Vaccine body supports WHO action on pneumonia

The Global Alliance for Vaccines and Immunization hopes a resolution to increase efforts to combat pneumonia will be approved when they appear later this week before the World Health Organization, according to an Associated Press wire report.

Former Irish President Mary Robinson, who now serves as chairwoman for GAVI, a partner in the Bill and Melinda Gates Foundation, told the Associated Press she’d like to send pneumonia and rotovirus vaccines to over 40 developing countries.

Such a plan, however, would need approximately $2.6 billion in funding through 2015, she told the AP.

“WHO support would be a terrific step forward,” Robinson told the AP. “Pneumonia is the biggest child killer and there is such an inequity to it.”

A vote on the resolution is expected on Friday.

The resolution was proposed by Britain at the WHO's 193 nation World Health Assembly.
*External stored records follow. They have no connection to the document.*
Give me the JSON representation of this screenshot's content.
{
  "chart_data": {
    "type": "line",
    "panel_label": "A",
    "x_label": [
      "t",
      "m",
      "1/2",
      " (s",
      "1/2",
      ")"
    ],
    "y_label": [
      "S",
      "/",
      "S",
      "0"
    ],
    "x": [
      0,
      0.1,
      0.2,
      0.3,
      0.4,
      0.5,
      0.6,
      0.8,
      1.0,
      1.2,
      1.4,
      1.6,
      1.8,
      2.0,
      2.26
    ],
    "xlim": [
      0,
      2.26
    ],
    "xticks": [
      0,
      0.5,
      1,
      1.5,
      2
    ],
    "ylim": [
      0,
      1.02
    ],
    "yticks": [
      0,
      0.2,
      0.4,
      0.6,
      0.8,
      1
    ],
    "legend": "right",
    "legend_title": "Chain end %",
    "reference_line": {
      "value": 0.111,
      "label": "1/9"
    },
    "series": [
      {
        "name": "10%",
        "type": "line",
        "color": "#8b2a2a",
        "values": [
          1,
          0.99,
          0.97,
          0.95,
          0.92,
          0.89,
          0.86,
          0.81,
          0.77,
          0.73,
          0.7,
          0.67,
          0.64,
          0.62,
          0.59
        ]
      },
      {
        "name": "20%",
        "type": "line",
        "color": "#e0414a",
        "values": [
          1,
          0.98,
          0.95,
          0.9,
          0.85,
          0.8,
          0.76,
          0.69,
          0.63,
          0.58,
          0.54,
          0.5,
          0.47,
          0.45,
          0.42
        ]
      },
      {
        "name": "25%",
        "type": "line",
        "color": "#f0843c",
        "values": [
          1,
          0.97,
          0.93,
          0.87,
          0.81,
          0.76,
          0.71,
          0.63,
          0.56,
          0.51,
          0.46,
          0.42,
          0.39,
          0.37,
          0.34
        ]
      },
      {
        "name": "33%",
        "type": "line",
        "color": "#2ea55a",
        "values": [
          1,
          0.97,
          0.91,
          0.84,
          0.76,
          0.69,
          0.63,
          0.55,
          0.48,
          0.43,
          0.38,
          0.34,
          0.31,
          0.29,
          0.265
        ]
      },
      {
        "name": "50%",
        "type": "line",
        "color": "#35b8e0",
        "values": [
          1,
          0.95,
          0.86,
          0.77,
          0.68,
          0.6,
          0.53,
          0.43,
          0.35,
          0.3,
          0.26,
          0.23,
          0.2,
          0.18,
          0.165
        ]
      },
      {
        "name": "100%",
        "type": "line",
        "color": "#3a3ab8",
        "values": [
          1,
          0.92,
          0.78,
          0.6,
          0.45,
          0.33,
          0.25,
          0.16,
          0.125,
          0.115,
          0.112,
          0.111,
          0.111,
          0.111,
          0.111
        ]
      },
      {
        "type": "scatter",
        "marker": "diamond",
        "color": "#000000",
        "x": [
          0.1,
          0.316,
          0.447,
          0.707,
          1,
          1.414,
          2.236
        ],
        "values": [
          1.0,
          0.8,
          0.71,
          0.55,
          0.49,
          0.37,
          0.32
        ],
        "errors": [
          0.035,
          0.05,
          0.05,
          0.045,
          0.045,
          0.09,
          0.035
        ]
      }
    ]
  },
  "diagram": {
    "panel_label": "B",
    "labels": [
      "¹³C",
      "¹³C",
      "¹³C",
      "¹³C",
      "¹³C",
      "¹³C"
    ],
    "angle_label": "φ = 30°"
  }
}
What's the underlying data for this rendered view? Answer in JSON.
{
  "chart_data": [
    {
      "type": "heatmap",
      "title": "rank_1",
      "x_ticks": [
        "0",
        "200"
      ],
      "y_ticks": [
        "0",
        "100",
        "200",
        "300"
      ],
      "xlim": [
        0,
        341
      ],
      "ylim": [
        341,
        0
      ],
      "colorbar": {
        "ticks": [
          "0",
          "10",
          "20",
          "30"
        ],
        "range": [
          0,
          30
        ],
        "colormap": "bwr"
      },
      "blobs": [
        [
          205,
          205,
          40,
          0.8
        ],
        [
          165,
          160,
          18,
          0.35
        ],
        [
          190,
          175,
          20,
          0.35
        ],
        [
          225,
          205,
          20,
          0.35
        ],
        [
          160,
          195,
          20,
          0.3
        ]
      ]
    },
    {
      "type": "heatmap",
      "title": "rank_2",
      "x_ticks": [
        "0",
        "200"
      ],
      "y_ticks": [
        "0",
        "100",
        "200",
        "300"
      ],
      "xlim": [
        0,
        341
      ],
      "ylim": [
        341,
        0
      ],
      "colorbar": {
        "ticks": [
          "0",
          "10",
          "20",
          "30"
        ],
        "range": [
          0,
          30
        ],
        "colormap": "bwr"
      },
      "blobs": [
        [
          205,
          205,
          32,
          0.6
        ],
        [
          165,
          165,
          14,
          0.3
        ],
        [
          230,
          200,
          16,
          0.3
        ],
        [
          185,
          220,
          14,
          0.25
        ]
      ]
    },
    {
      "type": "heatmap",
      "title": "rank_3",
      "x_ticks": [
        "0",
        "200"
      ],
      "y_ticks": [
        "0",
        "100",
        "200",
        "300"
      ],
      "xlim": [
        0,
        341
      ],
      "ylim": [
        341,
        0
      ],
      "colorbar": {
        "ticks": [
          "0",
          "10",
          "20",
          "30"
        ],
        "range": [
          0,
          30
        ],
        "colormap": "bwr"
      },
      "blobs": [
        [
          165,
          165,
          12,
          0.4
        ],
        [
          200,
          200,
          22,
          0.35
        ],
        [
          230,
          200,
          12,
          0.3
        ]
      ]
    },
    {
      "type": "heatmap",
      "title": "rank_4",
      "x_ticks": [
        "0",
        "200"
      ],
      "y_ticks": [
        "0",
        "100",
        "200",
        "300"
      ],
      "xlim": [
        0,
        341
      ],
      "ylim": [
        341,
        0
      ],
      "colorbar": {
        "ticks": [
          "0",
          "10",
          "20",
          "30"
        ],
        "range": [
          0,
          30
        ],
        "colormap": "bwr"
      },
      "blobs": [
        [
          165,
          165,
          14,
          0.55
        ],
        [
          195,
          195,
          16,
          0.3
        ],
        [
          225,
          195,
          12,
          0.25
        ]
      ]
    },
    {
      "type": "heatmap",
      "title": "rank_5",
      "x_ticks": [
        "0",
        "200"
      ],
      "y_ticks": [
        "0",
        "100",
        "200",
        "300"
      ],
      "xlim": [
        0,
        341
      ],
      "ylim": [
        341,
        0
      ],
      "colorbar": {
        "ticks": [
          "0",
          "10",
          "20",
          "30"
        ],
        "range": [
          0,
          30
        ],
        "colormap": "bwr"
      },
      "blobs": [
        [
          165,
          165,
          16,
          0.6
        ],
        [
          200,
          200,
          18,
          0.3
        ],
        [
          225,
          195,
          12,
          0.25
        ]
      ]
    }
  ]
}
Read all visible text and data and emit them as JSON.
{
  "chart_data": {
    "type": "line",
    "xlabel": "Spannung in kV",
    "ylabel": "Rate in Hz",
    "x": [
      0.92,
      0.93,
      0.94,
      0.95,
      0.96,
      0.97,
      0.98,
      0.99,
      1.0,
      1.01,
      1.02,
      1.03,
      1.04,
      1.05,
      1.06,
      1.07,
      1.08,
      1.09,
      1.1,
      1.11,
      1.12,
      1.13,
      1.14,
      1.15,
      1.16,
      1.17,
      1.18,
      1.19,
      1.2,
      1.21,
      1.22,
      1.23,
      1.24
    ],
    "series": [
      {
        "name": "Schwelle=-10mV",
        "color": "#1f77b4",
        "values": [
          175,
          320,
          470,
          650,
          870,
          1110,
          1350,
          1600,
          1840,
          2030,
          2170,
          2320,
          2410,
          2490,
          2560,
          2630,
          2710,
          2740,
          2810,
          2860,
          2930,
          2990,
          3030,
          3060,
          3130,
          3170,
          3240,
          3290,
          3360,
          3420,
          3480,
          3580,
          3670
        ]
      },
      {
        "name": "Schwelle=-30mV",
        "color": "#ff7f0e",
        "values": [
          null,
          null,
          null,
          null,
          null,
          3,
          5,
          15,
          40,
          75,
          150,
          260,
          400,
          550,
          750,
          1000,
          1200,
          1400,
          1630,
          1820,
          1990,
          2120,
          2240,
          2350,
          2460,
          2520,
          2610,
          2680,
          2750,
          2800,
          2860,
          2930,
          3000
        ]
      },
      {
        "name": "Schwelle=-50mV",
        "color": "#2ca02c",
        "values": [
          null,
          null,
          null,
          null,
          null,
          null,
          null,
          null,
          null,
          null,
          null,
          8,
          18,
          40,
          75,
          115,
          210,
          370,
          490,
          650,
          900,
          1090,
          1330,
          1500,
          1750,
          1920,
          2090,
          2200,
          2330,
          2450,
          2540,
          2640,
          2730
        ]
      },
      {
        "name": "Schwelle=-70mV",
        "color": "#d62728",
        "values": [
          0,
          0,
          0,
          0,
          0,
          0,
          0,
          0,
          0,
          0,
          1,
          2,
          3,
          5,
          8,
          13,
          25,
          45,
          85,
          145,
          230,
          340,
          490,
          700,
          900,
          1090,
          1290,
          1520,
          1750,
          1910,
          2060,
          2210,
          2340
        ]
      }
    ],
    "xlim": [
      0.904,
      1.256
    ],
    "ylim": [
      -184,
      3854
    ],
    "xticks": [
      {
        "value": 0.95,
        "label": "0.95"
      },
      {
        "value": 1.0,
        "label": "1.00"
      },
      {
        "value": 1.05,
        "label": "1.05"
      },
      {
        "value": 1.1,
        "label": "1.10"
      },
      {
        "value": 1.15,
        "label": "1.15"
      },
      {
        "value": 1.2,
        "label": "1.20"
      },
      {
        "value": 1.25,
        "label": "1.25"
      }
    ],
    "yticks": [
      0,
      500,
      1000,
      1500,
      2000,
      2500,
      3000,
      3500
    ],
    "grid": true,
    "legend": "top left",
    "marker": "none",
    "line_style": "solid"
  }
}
Pneumonia is an inflammation or infection of the lungs most commonly caused by a bacteria or virus. In all cases, the lungs' air sacs fill with mucous, pus and other liquids and cannot function properly. This means oxygen cannot reach the blood and the cells of the body.

Vaccines for flu are recommended for children six months of age to 19 years old, pregnant women, people 50 years of age or older and people who live with or care for those who are at high risk for contracting the flu.